ABSTRACT

In a 2012 interview with Decca Aitkenhead for the Guardian, Sophie Kinsella said: “[W]hen I’m asked to describe what I do, I say I write romantic comedies, cos that’s what I feel they are (sic)” (n.pag.). Many of her fellow chick-lit writers also prefer the term romantic comedy, not just to evade a condescending label but because the generic moniker “comedy” describes the core quality of chick-lit narratives. If the paratexts of chick lit - e.g. the blurbs and praise on the book covers - say anything about the characteristic features of the novels, they usually refer to their capacity to evoke laughter. Indeed, being funny is a precondition for the aspiring writers of the genre, as chick-lit author Sarah Mlynowski and chick-lit editor Farrin Jacobs claim in their light-hearted how-to guide See Jane Write – A Girl’s Guide to Writing Chick lit (2006). The book is written in the chatty, conversational tone that is common to many chick-lit novels. In its fourth chapter, Mlynowski and Jacobs introduce an extended metaphor on “How Writing Chick Lit is Like Dating”, for which they put together a list of rules for the composition of a chick-lit novel.1 The role of humour is high on the list, second only to the dictum “Be true to yourself” (40):

Rule #2: Always have your wit about you

Sense of humour is key – in chick lit and in the wonderful world of dating. We’re not saying you have to be a comedian and that you need to generate a laugh a minute, but if you’ve got no funny in you, you might want to reconsider this whole thing. The most important part of using humour to your advantage is you have to have a sense of humour about yourself. Same goes for a date: If you take yourself too seriously, you might be taking yourself out of the game. Dating should be fun (when it’s not torture or, at best, mind-bendingly awkward), and so should the chick lit experience (sic). (41)
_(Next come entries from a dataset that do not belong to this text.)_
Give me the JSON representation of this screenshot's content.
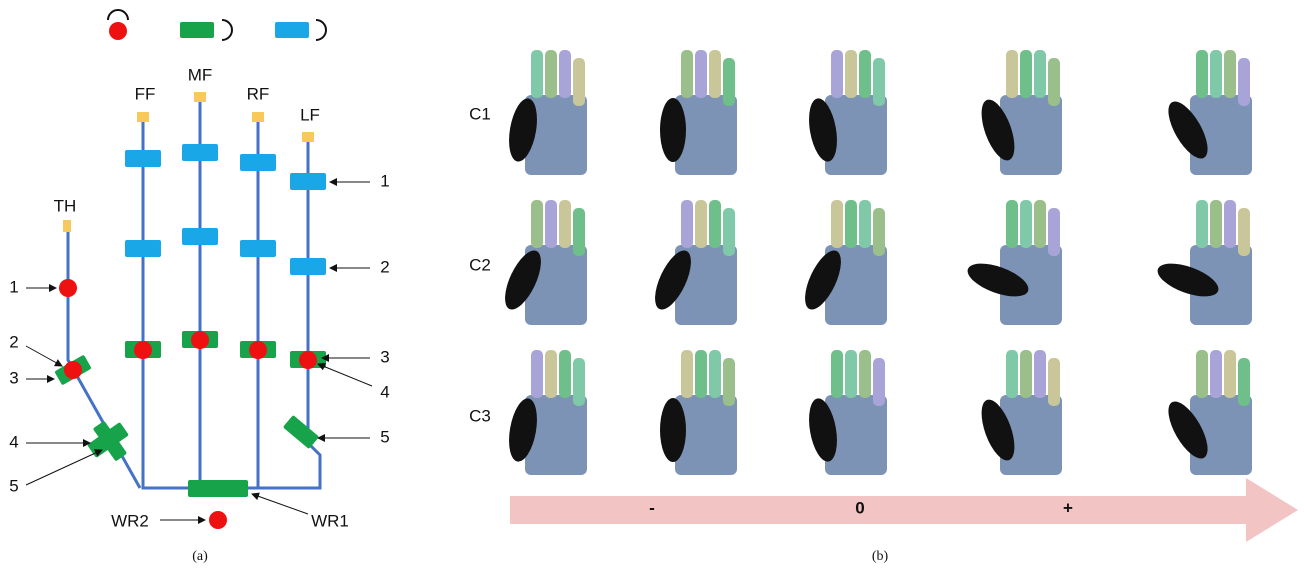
{
  "panel_a": {
    "fingers": [
      "FF",
      "MF",
      "RF",
      "LF"
    ],
    "thumb": "TH",
    "thumb_joint_labels": [
      "1",
      "2",
      "3",
      "4",
      "5"
    ],
    "lf_joint_labels": [
      "1",
      "2",
      "3",
      "4",
      "5"
    ],
    "wrist_labels": [
      "WR2",
      "WR1"
    ],
    "caption": "(a)"
  },
  "panel_b": {
    "rows": [
      "C1",
      "C2",
      "C3"
    ],
    "arrow_labels": [
      "-",
      "0",
      "+"
    ],
    "caption": "(b)"
  }
}
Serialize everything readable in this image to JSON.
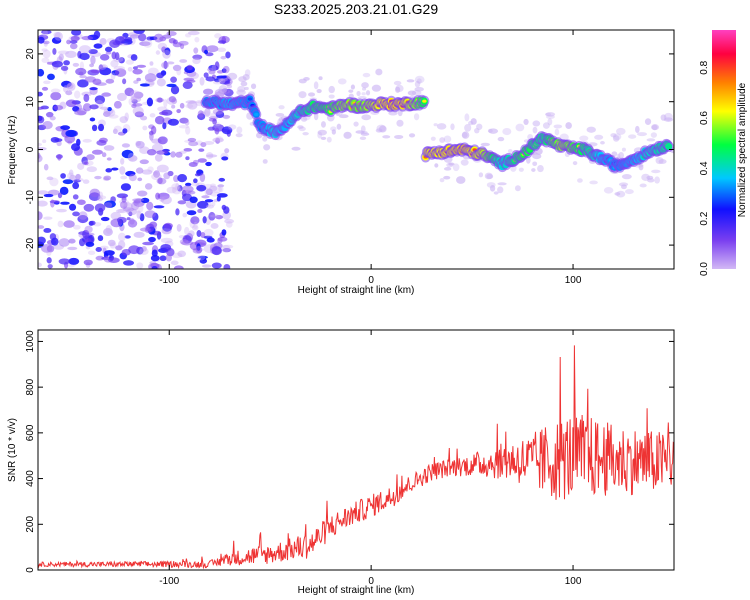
{
  "chart_data": [
    {
      "type": "heatmap",
      "title": "S233.2025.203.21.01.G29",
      "xlabel": "Height of straight line (km)",
      "ylabel": "Frequency (Hz)",
      "xlim": [
        -165,
        150
      ],
      "ylim": [
        -25,
        25
      ],
      "x_ticks": [
        -100,
        0,
        100
      ],
      "y_ticks": [
        -20,
        -10,
        0,
        10,
        20
      ],
      "colorbar": {
        "label": "Normalized spectral amplitude",
        "range": [
          0,
          0.95
        ],
        "ticks": [
          0.0,
          0.2,
          0.4,
          0.6,
          0.8
        ],
        "colors": [
          "#d3b8f5",
          "#7a3ff0",
          "#1010ff",
          "#00c8ff",
          "#00ff40",
          "#ffff00",
          "#ff8000",
          "#ff0040",
          "#ff40c0"
        ]
      },
      "ridge": {
        "x": [
          -82,
          -70,
          -60,
          -55,
          -48,
          -42,
          -35,
          -28,
          -20,
          -12,
          -5,
          5,
          15,
          27,
          27,
          35,
          45,
          55,
          65,
          75,
          85,
          95,
          105,
          115,
          122,
          130,
          140,
          148
        ],
        "frequency": [
          10,
          9.5,
          10,
          5,
          3.5,
          5,
          8,
          9,
          8.5,
          9.5,
          9,
          9.5,
          9.5,
          10,
          -1,
          -0.5,
          0,
          -1,
          -3,
          -1,
          2.5,
          0.5,
          0,
          -2,
          -3.5,
          -2,
          0,
          1
        ],
        "amplitude": [
          0.3,
          0.35,
          0.3,
          0.3,
          0.4,
          0.35,
          0.45,
          0.55,
          0.6,
          0.7,
          0.65,
          0.8,
          0.85,
          0.55,
          0.8,
          0.8,
          0.85,
          0.75,
          0.4,
          0.6,
          0.5,
          0.7,
          0.55,
          0.35,
          0.3,
          0.35,
          0.45,
          0.5
        ]
      },
      "noise_region": [
        -165,
        -80
      ]
    },
    {
      "type": "line",
      "xlabel": "Height of straight line (km)",
      "ylabel": "SNR (10 * v/v)",
      "xlim": [
        -165,
        150
      ],
      "ylim": [
        0,
        1050
      ],
      "x_ticks": [
        -100,
        0,
        100
      ],
      "y_ticks": [
        0,
        200,
        400,
        600,
        800,
        1000
      ],
      "color": "#ee3333",
      "envelope": {
        "x": [
          -165,
          -120,
          -80,
          -70,
          -60,
          -50,
          -40,
          -30,
          -20,
          -10,
          0,
          10,
          20,
          30,
          40,
          50,
          60,
          70,
          80,
          90,
          100,
          110,
          120,
          130,
          140,
          150
        ],
        "mean": [
          25,
          25,
          25,
          50,
          60,
          70,
          90,
          110,
          190,
          240,
          280,
          320,
          380,
          430,
          450,
          460,
          470,
          480,
          470,
          480,
          500,
          490,
          480,
          480,
          470,
          480
        ],
        "spread": [
          10,
          12,
          15,
          30,
          40,
          45,
          50,
          60,
          55,
          50,
          50,
          50,
          40,
          40,
          40,
          50,
          70,
          90,
          130,
          180,
          200,
          180,
          160,
          150,
          140,
          140
        ]
      }
    }
  ]
}
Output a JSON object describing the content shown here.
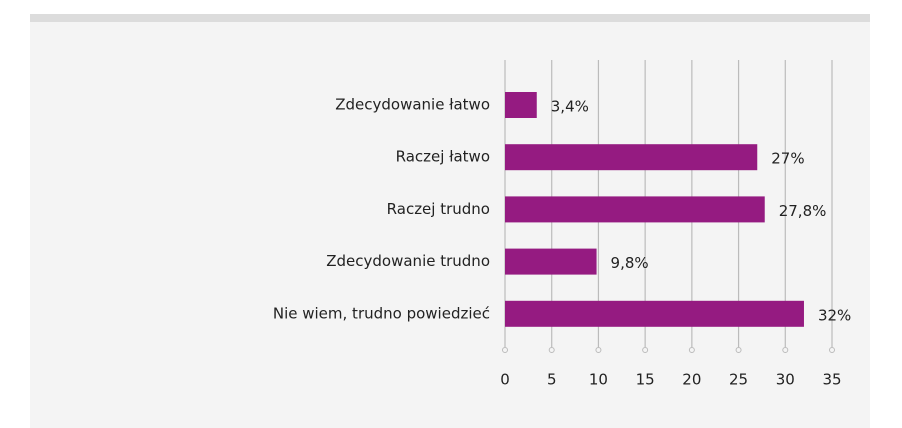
{
  "chart_data": {
    "type": "bar",
    "orientation": "horizontal",
    "categories": [
      "Zdecydowanie łatwo",
      "Raczej łatwo",
      "Raczej trudno",
      "Zdecydowanie trudno",
      "Nie wiem, trudno powiedzieć"
    ],
    "values": [
      3.4,
      27,
      27.8,
      9.8,
      32
    ],
    "value_labels": [
      "3,4%",
      "27%",
      "27,8%",
      "9,8%",
      "32%"
    ],
    "color": "#951b81",
    "xlim": [
      0,
      35
    ],
    "xticks": [
      0,
      5,
      10,
      15,
      20,
      25,
      30,
      35
    ],
    "grid": true
  }
}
A large part of the marketability of the chick-lit phenomenon is certainly due to its extensive use of humour and the accompanying notion that chick

lit is “fun”. Arguably, humour is the genre’s most distinct feature in comparison with other commercial women’s writing. It is essential to the narrative voice, and, as Cathy Yardley emphasizes, it is one of the major differences between chick lit and its romantic predecessors in the Harlequin/Mills and Boon vein:

[I]t’s important to note that the use of the first person showed a remarkable break from the romance and women’s fiction that preceded chick lit. The conversational tone, the humour, and the protagonist’s relative self-absorption were a radical departure. (74)

The chick-lit formula, however, does not necessarily ask for a first-person narrator, as Yardley reassures endeavouring chick-lit writers in her guidebook Will Write for Shoes – How to Write a Chick lit Novel (74). Nevertheless, most of the novels that are by now classics of the genre use this narrative technique, so that the confessional, humorous voice has definitely become a signature style for chick lit – for authors as well as for those marketing chick lit as a brand: if it is not funny, it is not chick lit.